Akoja lançou-lhe um olhar muito desaprovador depois. Aparentemente, ela deduziu a natureza geral do que ele fizera a partir das pistas à sua frente e não gostou nada. A desaprovação dela diminuiu consideravelmente quando ele lhe entregou uma cópia das perguntas também, embora ela tenha murmurado algo sobre trapacear ser errado.
O simulacro revirou os olhos ao ouvir a declaração e voltou para a casa de Imaya para se reportar ao original.

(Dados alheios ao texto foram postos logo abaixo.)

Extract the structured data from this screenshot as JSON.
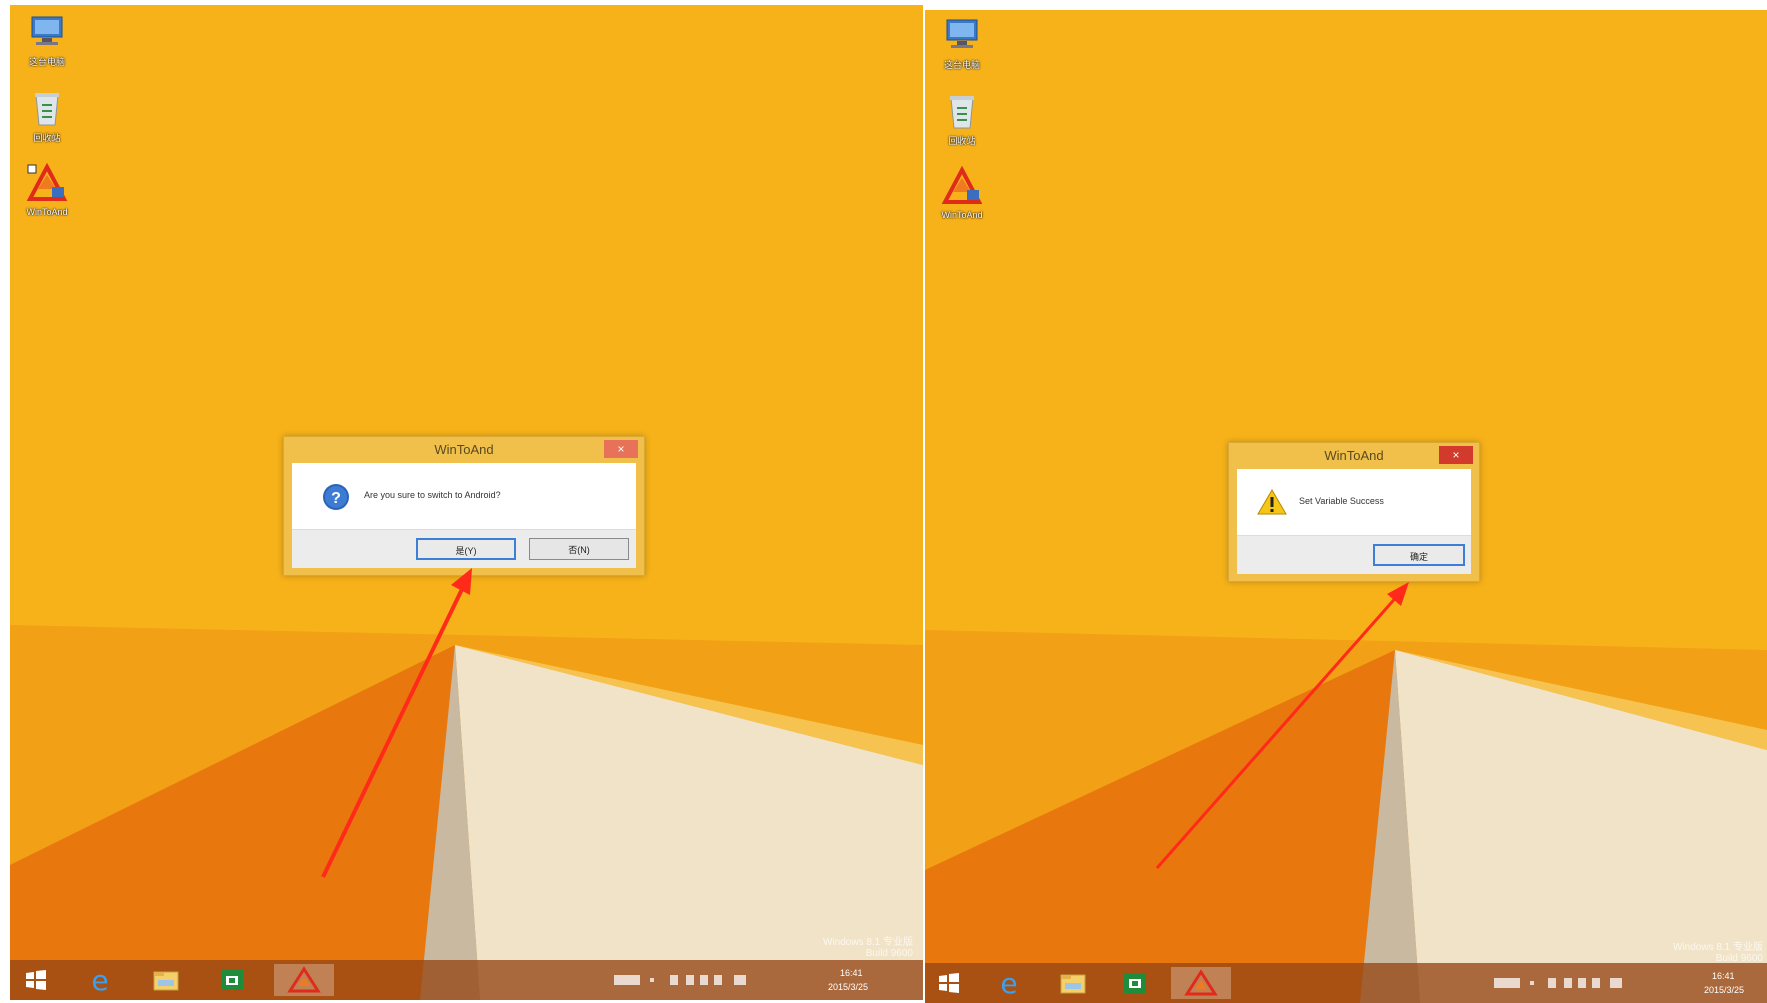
{
  "colors": {
    "wallpaper": "#f7b21a",
    "wallpaper_dark": "#e8780e",
    "beige": "#f1e3c7",
    "arrow": "#ff2a1a",
    "dialog_frame": "#f0c04a"
  },
  "desktop_icons": [
    {
      "label": "这台电脑",
      "icon": "computer-icon"
    },
    {
      "label": "回收站",
      "icon": "recycle-bin-icon"
    },
    {
      "label": "WinToAnd",
      "icon": "wintoand-icon"
    }
  ],
  "left_panel": {
    "dialog": {
      "title": "WinToAnd",
      "close_label": "×",
      "icon": "question-icon",
      "message": "Are you sure to switch to Android?",
      "yes_label": "是(Y)",
      "no_label": "否(N)"
    }
  },
  "right_panel": {
    "dialog": {
      "title": "WinToAnd",
      "close_label": "×",
      "icon": "warning-icon",
      "message": "Set Variable Success",
      "ok_label": "确定"
    }
  },
  "taskbar": {
    "items": [
      "start-icon",
      "internet-explorer-icon",
      "file-explorer-icon",
      "store-icon",
      "wintoand-icon"
    ],
    "time": "16:41",
    "date": "2015/3/25"
  },
  "watermark": {
    "line1": "Windows 8.1 专业版",
    "line2": "Build 9600"
  }
}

De alguma forma, ele não achava que isso a impediria de usar a informação amanhã.
* * *
Oito reinícios haviam se passado desde a primeira vez que Zach e Zorian tentaram invadir o tesouro real de Eldemar. Suas prioridades durante esse tempo consistiam em investigar as forças invasoras, procurar possíveis sinais do Robe Vermelho, tentar rastrear o restante das peças desaparecidas da Chave e descobrir uma maneira de sair do loop temporal. É claro que, como recuperar até mesmo as peças conhecidas da Chave era impossível com suas habilidades atuais, e eles não tinham ideia de que tipo de habilidades precisariam para recuperar o restante, grande parte de seus esforços foi dedicada a aprimorar sua expertise mágica de várias maneiras.
Zach fez o possível para se concentrar em fortalecer sua consciência espiritual e suas defesas mentais, mas ambas as habilidades eram muito tediosas de aprimorar, e Zach era bastante impaciente por natureza. Ele frequentemente passava muito tempo tentando descobrir uma maneira de aprimorar sua magia de combate, mesmo já sendo muito bom nisso e qualquer melhoria tendendo a ser muito marginal.

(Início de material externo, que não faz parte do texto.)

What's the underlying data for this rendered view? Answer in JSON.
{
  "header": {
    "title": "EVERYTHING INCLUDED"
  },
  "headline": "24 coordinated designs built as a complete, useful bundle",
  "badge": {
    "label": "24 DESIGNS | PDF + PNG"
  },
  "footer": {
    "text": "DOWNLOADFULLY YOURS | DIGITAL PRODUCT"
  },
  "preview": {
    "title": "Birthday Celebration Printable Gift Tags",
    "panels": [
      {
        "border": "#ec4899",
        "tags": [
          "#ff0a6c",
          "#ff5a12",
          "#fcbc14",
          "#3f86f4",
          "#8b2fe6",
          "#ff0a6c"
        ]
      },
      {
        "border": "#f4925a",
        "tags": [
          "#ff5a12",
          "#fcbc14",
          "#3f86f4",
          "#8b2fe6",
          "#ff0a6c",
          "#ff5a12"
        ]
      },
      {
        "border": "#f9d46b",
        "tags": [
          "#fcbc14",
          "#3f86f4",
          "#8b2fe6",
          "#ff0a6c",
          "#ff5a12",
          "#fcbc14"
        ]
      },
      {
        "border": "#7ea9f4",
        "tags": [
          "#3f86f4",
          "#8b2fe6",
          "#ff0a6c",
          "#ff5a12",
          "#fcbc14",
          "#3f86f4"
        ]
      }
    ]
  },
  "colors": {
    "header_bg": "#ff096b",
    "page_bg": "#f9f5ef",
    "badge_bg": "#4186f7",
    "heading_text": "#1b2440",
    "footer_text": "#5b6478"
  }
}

Quanto a Zorian, ele fez um pouco de tudo, desde buscar mais aulas de magia mental com as araneas (embora já tivesse colhido todas as oportunidades possíveis nesse sentido e estivesse começando a atingir o ponto de retornos decrescentes) até aprimorar seus golens e habilidades mágicas. No entanto, a maior parte de seus esforços se concentrou em dominar o dimensionalismo e a magia temporal o máximo possível, na esperança de que isso lhe desse alguma pista de como escapar do loop temporal. Até então, ele não tinha nenhuma pista sólida sobre essa rota de fuga, mas aprendeu a abrir portais dimensionais e a acelerar a si mesmo, então pelo menos conseguiu alguma coisa.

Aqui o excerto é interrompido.